Over the years I have been trying to become more unashamed for guilty-pleasures: I wish I could tell a younger, more nervous version of myself to not worry so much and just own it. For example, my music taste is really just an extension of the Warped Tour-era brat, and if all of those [mostly boy] bands were able to write whatever dorky songs they wanted, I surely can make whatever art or cartoons I want. My love for this stuff has brought me on board to some of my favorite projects that have ever happened such as a music video for La Dispute and a cartoon for Adult Swim Smalls.

Any advice for folks feeling overwhelmed?
When I am overwhelmed, I try and do things that just straight up bring me joy and are in my control. I cook a lot of vegan meals for myself and my partner, and I can get pretty obsessed about them. If the house is a wreck or I’ve been too cooped up, I love getting out of the house and getting someone else to cook for me instead!

I am a big proponent of going on walks to clear my head. They are best in the morning to coffee shops or in the afternoons to grocery stores; I know a lot of people swear by walks that don’t need to go anywhere. But gosh if I don’t love a walk where I can call my mom, my brother, or my friend I haven’t talked to in awhile and, like – grab a vegetable for later. Or a nice little juice/can of something!

My sketchbook is a constant bin for each and every overwhelmed moment in my life. I have been finding journals from my childhood on the past few trips back home; it’s really been hitting me that I have always had some type of output of this fashion. I love to treat my sketchbook as a dumping ground for feelings, drawings, and scrapbook bits.

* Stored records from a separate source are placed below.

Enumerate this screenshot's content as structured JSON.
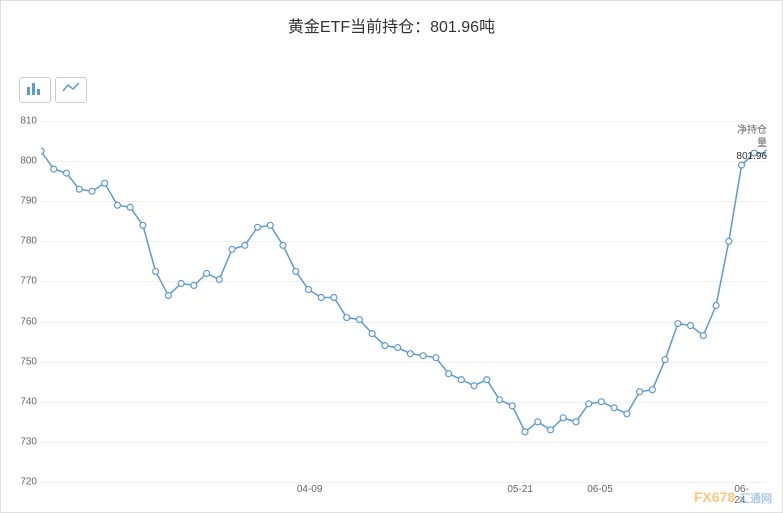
{
  "title": "黄金ETF当前持仓：801.96吨",
  "chart": {
    "type": "line",
    "line_color": "#5b9bd5",
    "marker_color": "#5b9bd5",
    "marker_fill": "#ffffff",
    "marker_size": 3,
    "line_width": 1.5,
    "background_color": "#ffffff",
    "grid_color": "#f0f0f0",
    "ylim": [
      720,
      810
    ],
    "ytick_step": 10,
    "yticks": [
      720,
      730,
      740,
      750,
      760,
      770,
      780,
      790,
      800,
      810
    ],
    "xticks": [
      {
        "pos": 0.37,
        "label": "04-09"
      },
      {
        "pos": 0.66,
        "label": "05-21"
      },
      {
        "pos": 0.77,
        "label": "06-05"
      },
      {
        "pos": 0.97,
        "label": "06-24"
      }
    ],
    "data": [
      802.5,
      798,
      797,
      793,
      792.5,
      794.5,
      789,
      788.5,
      784,
      772.5,
      766.5,
      769.5,
      769,
      772,
      770.5,
      778,
      779,
      783.5,
      784,
      779,
      772.5,
      768,
      766,
      766,
      761,
      760.5,
      757,
      754,
      753.5,
      752,
      751.5,
      751,
      747,
      745.5,
      744,
      745.5,
      740.5,
      739,
      732.5,
      735,
      733,
      736,
      735,
      739.5,
      740,
      738.5,
      737,
      742.5,
      743,
      750.5,
      759.5,
      759,
      756.5,
      764,
      780,
      799,
      802,
      801.96
    ],
    "tooltip": {
      "label": "净持仓量",
      "value": "801.96"
    }
  },
  "toolbar": {
    "bar_icon": "bar-chart",
    "line_icon": "line-chart"
  },
  "watermark": {
    "brand": "FX678",
    "sub": "汇通网"
  }
}
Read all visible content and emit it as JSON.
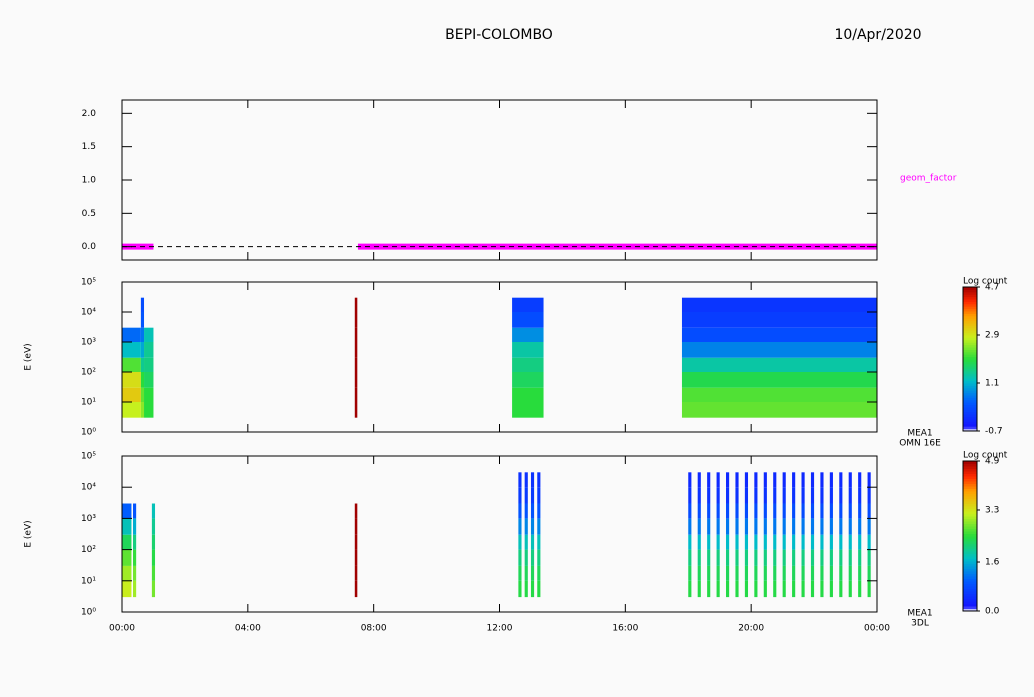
{
  "chart_data": [
    {
      "type": "line",
      "title": "BEPI-COLOMBO",
      "subtitle": "10/Apr/2020",
      "xlim": [
        0,
        24
      ],
      "ylim": [
        -0.2,
        2.2
      ],
      "yticks": [
        {
          "value": 0,
          "label": "0.0"
        },
        0.5,
        {
          "value": 1,
          "label": "1.0"
        },
        1.5,
        {
          "value": 2,
          "label": "2.0"
        }
      ],
      "series": [
        {
          "name": "geom_factor",
          "color": "#ff00ff",
          "x": [
            0,
            0.5,
            1,
            1.5,
            2,
            2.5,
            3,
            3.5,
            4,
            4.5,
            5,
            5.5,
            6,
            6.5,
            7,
            7.5,
            8,
            8.5,
            9,
            9.5,
            10,
            10.5,
            11,
            11.5,
            12,
            12.5,
            13,
            13.5,
            14,
            14.5,
            15,
            15.5,
            16,
            16.5,
            17,
            17.5,
            18,
            18.5,
            19,
            19.5,
            20,
            20.5,
            21,
            21.5,
            22,
            22.5,
            23,
            23.5,
            24
          ],
          "values": [
            0,
            0,
            0,
            null,
            null,
            null,
            null,
            null,
            null,
            null,
            null,
            null,
            null,
            null,
            null,
            0,
            0,
            0,
            0,
            0,
            0,
            0,
            0,
            0,
            0,
            0,
            0,
            0,
            0,
            0,
            0,
            0,
            0,
            0,
            0,
            0,
            0,
            0,
            0,
            0,
            0,
            0,
            0,
            0,
            0,
            0,
            0,
            0,
            0
          ]
        }
      ]
    },
    {
      "type": "heatmap",
      "ylabel": "E (eV)",
      "log": true,
      "xlim": [
        0,
        24
      ],
      "ylim": [
        1,
        100000
      ],
      "yticks": [
        {
          "value": 1,
          "label": "10⁰"
        },
        {
          "value": 10,
          "label": "10¹"
        },
        {
          "value": 100,
          "label": "10²"
        },
        {
          "value": 1000,
          "label": "10³"
        },
        {
          "value": 10000,
          "label": "10⁴"
        },
        {
          "value": 100000,
          "label": "10⁵"
        }
      ],
      "annotations": [
        "MEA1",
        "OMN 16E"
      ],
      "colorbar": {
        "label": "Log count",
        "zlim": [
          -0.7,
          4.7
        ],
        "zticks": [
          4.7,
          2.9,
          1.1,
          -0.7
        ]
      },
      "y_bins": [
        3,
        10,
        30,
        100,
        300,
        1000,
        3000,
        10000,
        30000
      ],
      "columns": [
        {
          "x": [
            0,
            0.6
          ],
          "z": [
            2.8,
            3.2,
            3.0,
            2.2,
            1.2,
            0.5,
            null,
            null
          ]
        },
        {
          "x": [
            0.6,
            0.7
          ],
          "z": [
            2.5,
            2.3,
            2.0,
            1.5,
            1.0,
            0.6,
            0.3,
            0.2
          ]
        },
        {
          "x": [
            0.7,
            1.0
          ],
          "z": [
            2.0,
            2.0,
            1.8,
            1.6,
            1.5,
            1.3,
            null,
            null
          ]
        },
        {
          "x": [
            7.4,
            7.48
          ],
          "z": [
            4.7,
            4.7,
            4.7,
            4.7,
            4.7,
            4.7,
            4.7,
            4.7
          ]
        },
        {
          "x": [
            12.4,
            13.4
          ],
          "z": [
            2.0,
            2.0,
            1.8,
            1.6,
            1.4,
            0.8,
            0.2,
            0.0
          ]
        },
        {
          "x": [
            17.8,
            24
          ],
          "z": [
            2.3,
            2.2,
            1.9,
            1.4,
            0.7,
            0.2,
            0.0,
            -0.1
          ]
        }
      ]
    },
    {
      "type": "heatmap",
      "ylabel": "E (eV)",
      "log": true,
      "xlim": [
        0,
        24
      ],
      "ylim": [
        1,
        100000
      ],
      "yticks": [
        {
          "value": 1,
          "label": "10⁰"
        },
        {
          "value": 10,
          "label": "10¹"
        },
        {
          "value": 100,
          "label": "10²"
        },
        {
          "value": 1000,
          "label": "10³"
        },
        {
          "value": 10000,
          "label": "10⁴"
        },
        {
          "value": 100000,
          "label": "10⁵"
        }
      ],
      "xticks": [
        {
          "value": 0,
          "label": "00:00"
        },
        {
          "value": 4,
          "label": "04:00"
        },
        {
          "value": 8,
          "label": "08:00"
        },
        {
          "value": 12,
          "label": "12:00"
        },
        {
          "value": 16,
          "label": "16:00"
        },
        {
          "value": 20,
          "label": "20:00"
        },
        {
          "value": 24,
          "label": "00:00"
        }
      ],
      "annotations": [
        "MEA1",
        "3DL"
      ],
      "colorbar": {
        "label": "Log count",
        "zlim": [
          0,
          4.9
        ],
        "zticks": [
          4.9,
          3.3,
          1.6,
          {
            "value": 0,
            "label": "0.0"
          }
        ]
      },
      "y_bins": [
        3,
        10,
        30,
        100,
        300,
        1000,
        3000,
        10000,
        30000
      ],
      "columns": [
        {
          "x": [
            0,
            0.3
          ],
          "z": [
            3.2,
            3.0,
            2.7,
            2.3,
            1.8,
            1.0,
            null,
            null
          ]
        },
        {
          "x": [
            0.35,
            0.45
          ],
          "z": [
            3.0,
            2.8,
            2.5,
            2.1,
            1.6,
            0.9,
            null,
            null
          ]
        },
        {
          "x": [
            0.95,
            1.05
          ],
          "z": [
            2.8,
            2.6,
            2.4,
            2.2,
            2.0,
            1.8,
            null,
            null
          ]
        },
        {
          "x": [
            7.4,
            7.48
          ],
          "z": [
            4.9,
            4.9,
            4.9,
            4.9,
            4.9,
            4.9,
            null,
            null
          ]
        },
        {
          "x": [
            12.6,
            12.7
          ],
          "z": [
            2.4,
            2.3,
            2.1,
            1.8,
            1.3,
            0.9,
            0.6,
            0.5
          ]
        },
        {
          "x": [
            12.8,
            12.9
          ],
          "z": [
            2.4,
            2.3,
            2.1,
            1.8,
            1.3,
            0.9,
            0.6,
            0.5
          ]
        },
        {
          "x": [
            13.0,
            13.1
          ],
          "z": [
            2.4,
            2.3,
            2.1,
            1.8,
            1.3,
            0.9,
            0.6,
            0.5
          ]
        },
        {
          "x": [
            13.2,
            13.3
          ],
          "z": [
            2.4,
            2.3,
            2.1,
            1.8,
            1.3,
            0.9,
            0.6,
            0.5
          ]
        },
        {
          "x": [
            18.0,
            18.1
          ],
          "z": [
            2.4,
            2.3,
            2.1,
            1.7,
            1.2,
            0.8,
            0.5,
            0.4
          ]
        },
        {
          "x": [
            18.3,
            18.4
          ],
          "z": [
            2.4,
            2.3,
            2.1,
            1.7,
            1.2,
            0.8,
            0.5,
            0.4
          ]
        },
        {
          "x": [
            18.6,
            18.7
          ],
          "z": [
            2.4,
            2.3,
            2.1,
            1.7,
            1.2,
            0.8,
            0.5,
            0.4
          ]
        },
        {
          "x": [
            18.9,
            19.0
          ],
          "z": [
            2.4,
            2.3,
            2.1,
            1.7,
            1.2,
            0.8,
            0.5,
            0.4
          ]
        },
        {
          "x": [
            19.2,
            19.3
          ],
          "z": [
            2.4,
            2.3,
            2.1,
            1.7,
            1.2,
            0.8,
            0.5,
            0.4
          ]
        },
        {
          "x": [
            19.5,
            19.6
          ],
          "z": [
            2.4,
            2.3,
            2.1,
            1.7,
            1.2,
            0.8,
            0.5,
            0.4
          ]
        },
        {
          "x": [
            19.8,
            19.9
          ],
          "z": [
            2.4,
            2.3,
            2.1,
            1.7,
            1.2,
            0.8,
            0.5,
            0.4
          ]
        },
        {
          "x": [
            20.1,
            20.2
          ],
          "z": [
            2.4,
            2.3,
            2.1,
            1.7,
            1.2,
            0.8,
            0.5,
            0.4
          ]
        },
        {
          "x": [
            20.4,
            20.5
          ],
          "z": [
            2.4,
            2.3,
            2.1,
            1.7,
            1.2,
            0.8,
            0.5,
            0.4
          ]
        },
        {
          "x": [
            20.7,
            20.8
          ],
          "z": [
            2.4,
            2.3,
            2.1,
            1.7,
            1.2,
            0.8,
            0.5,
            0.4
          ]
        },
        {
          "x": [
            21.0,
            21.1
          ],
          "z": [
            2.4,
            2.3,
            2.1,
            1.7,
            1.2,
            0.8,
            0.5,
            0.4
          ]
        },
        {
          "x": [
            21.3,
            21.4
          ],
          "z": [
            2.4,
            2.3,
            2.1,
            1.7,
            1.2,
            0.8,
            0.5,
            0.4
          ]
        },
        {
          "x": [
            21.6,
            21.7
          ],
          "z": [
            2.4,
            2.3,
            2.1,
            1.7,
            1.2,
            0.8,
            0.5,
            0.4
          ]
        },
        {
          "x": [
            21.9,
            22.0
          ],
          "z": [
            2.4,
            2.3,
            2.1,
            1.7,
            1.2,
            0.8,
            0.5,
            0.4
          ]
        },
        {
          "x": [
            22.2,
            22.3
          ],
          "z": [
            2.4,
            2.3,
            2.1,
            1.7,
            1.2,
            0.8,
            0.5,
            0.4
          ]
        },
        {
          "x": [
            22.5,
            22.6
          ],
          "z": [
            2.4,
            2.3,
            2.1,
            1.7,
            1.2,
            0.8,
            0.5,
            0.4
          ]
        },
        {
          "x": [
            22.8,
            22.9
          ],
          "z": [
            2.4,
            2.3,
            2.1,
            1.7,
            1.2,
            0.8,
            0.5,
            0.4
          ]
        },
        {
          "x": [
            23.1,
            23.2
          ],
          "z": [
            2.4,
            2.3,
            2.1,
            1.7,
            1.2,
            0.8,
            0.5,
            0.4
          ]
        },
        {
          "x": [
            23.4,
            23.5
          ],
          "z": [
            2.4,
            2.3,
            2.1,
            1.7,
            1.2,
            0.8,
            0.5,
            0.4
          ]
        },
        {
          "x": [
            23.7,
            23.8
          ],
          "z": [
            2.4,
            2.3,
            2.1,
            1.7,
            1.2,
            0.8,
            0.5,
            0.4
          ]
        }
      ]
    }
  ]
}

I think doing this has also been bangin’ for my memory. I really like to work on them at coffee shops, at a bar, or while watching something I can easily zone out from on TV.

For all my music heads out there: another piece of advice that is simple is to just build playlists for yourself. I cherish my Spotify account and have made monthly playlists since 2014! When I am in a funk, maybe I will go back to the playlist from last month to try and remind myself of the good moods I was in at that time. I like to revisit the monthly playlist from a year, or several years, prior to really get my gears turning. There is this overrated animation trope from The Animator’s Survival Kit about not listening to music while you animate, but gosh, I think it’s bogus! I really can reach a good flow state if I have the right type of thing in my ears. A lot of the time, admittedly, it’s music I would have liked as a teenager.